By IANS,
Kathmandu : India and Nepal Friday kicked off water-sharing talks in the Himalayan republic that will finally give a push to the massive 6,000 MW Pancheswor Multipurpose Project more than 10 years after the two governments signed a treaty to develop the hydro-power project.
A 10-member delegation led by Indian Water Resources Secretary Umeshnath Panjiyar started the two-day talks with his Nepali counterpart, Energy Secretary Shankar Koirala, in the lake city of Pokhara.
Though the two sides will negotiate on nearly a dozen issues, the focus is on Panchewor, with the teams expected to draw up the terms and references for the Pancheswor Development Authority, the body that will oversee the ambitious project.
Pancheswor is the central piece of the Integrated Development of Mahakali Treaty that the two governments signed in 1996 to harness the Mahakali river, known as Sharda in India.
However, though the detailed project report was to have been completed in 2001, the project was put on the backburner due to the political turmoil in Nepal.
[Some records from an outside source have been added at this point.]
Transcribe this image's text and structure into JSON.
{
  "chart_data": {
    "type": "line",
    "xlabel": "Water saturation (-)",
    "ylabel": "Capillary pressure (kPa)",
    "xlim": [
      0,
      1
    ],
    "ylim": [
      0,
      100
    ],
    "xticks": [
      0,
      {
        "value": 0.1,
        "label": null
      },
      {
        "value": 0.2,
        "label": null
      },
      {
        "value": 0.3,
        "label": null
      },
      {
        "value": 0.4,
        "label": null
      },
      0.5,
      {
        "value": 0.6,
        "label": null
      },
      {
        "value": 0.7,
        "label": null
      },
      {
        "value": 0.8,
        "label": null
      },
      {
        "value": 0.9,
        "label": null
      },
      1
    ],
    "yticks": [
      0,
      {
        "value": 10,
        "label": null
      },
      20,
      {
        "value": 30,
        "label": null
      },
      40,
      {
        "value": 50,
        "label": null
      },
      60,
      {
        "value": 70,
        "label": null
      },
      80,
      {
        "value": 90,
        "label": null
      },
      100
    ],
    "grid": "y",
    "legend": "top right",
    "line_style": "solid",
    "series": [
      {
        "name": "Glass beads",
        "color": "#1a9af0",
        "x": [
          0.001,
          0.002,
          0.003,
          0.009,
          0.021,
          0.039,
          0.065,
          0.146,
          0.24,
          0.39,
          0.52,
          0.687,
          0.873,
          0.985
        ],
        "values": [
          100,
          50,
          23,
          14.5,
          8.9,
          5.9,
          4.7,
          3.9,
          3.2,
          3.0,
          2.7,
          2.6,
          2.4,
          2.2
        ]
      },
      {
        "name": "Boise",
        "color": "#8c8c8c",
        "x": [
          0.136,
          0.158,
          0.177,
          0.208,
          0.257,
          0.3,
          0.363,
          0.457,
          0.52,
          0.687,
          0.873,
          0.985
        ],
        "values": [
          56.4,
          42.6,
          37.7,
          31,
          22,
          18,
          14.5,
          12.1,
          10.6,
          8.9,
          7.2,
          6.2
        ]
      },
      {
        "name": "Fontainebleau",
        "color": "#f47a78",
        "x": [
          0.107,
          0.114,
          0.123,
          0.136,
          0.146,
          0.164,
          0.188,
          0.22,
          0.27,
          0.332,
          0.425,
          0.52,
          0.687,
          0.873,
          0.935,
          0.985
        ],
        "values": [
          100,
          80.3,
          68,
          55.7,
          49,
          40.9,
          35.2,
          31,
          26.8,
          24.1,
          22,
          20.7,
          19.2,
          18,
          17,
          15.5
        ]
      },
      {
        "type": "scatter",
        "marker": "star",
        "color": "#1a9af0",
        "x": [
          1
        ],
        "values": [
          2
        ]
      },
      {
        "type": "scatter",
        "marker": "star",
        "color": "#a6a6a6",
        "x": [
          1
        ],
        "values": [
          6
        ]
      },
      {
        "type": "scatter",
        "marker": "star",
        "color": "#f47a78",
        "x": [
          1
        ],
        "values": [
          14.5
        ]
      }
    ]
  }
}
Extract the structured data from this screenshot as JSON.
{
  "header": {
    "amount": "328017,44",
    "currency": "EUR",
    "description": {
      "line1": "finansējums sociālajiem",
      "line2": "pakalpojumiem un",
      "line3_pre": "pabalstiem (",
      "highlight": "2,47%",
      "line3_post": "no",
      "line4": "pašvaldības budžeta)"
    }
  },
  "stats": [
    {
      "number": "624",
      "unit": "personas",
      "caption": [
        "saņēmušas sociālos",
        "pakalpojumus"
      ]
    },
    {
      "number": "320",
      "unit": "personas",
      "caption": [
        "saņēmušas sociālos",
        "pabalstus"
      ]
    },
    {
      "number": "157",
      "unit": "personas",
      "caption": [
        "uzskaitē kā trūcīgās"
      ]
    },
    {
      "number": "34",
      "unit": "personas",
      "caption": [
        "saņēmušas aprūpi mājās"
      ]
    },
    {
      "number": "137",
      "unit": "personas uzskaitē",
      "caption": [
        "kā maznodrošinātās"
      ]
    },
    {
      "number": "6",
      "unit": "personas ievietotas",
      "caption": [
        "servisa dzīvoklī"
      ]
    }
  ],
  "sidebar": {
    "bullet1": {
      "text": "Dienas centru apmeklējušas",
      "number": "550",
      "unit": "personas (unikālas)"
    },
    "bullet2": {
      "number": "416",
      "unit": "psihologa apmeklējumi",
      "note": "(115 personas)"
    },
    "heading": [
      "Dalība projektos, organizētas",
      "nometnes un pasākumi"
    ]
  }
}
When Nepal’s Prime Minister Madhav Kumar Nepal visited India in August, at a meeting with the Indian Prime Minister Manmohan Singh, both sides agreed that the project would be expedited.
Currently, Nepal is going through a period of acute power scarcity with the power authorities slapping daily power outages on the country, including the capital.
Also on the agenda is the controversial high dam that India has been urging Nepal to build to tame the Kosi river that runs through both Nepal and India and causes havoc in India during monsoon floods.
The two sides will also discuss the problem of inundation caused by the Kosi as well as irrigation.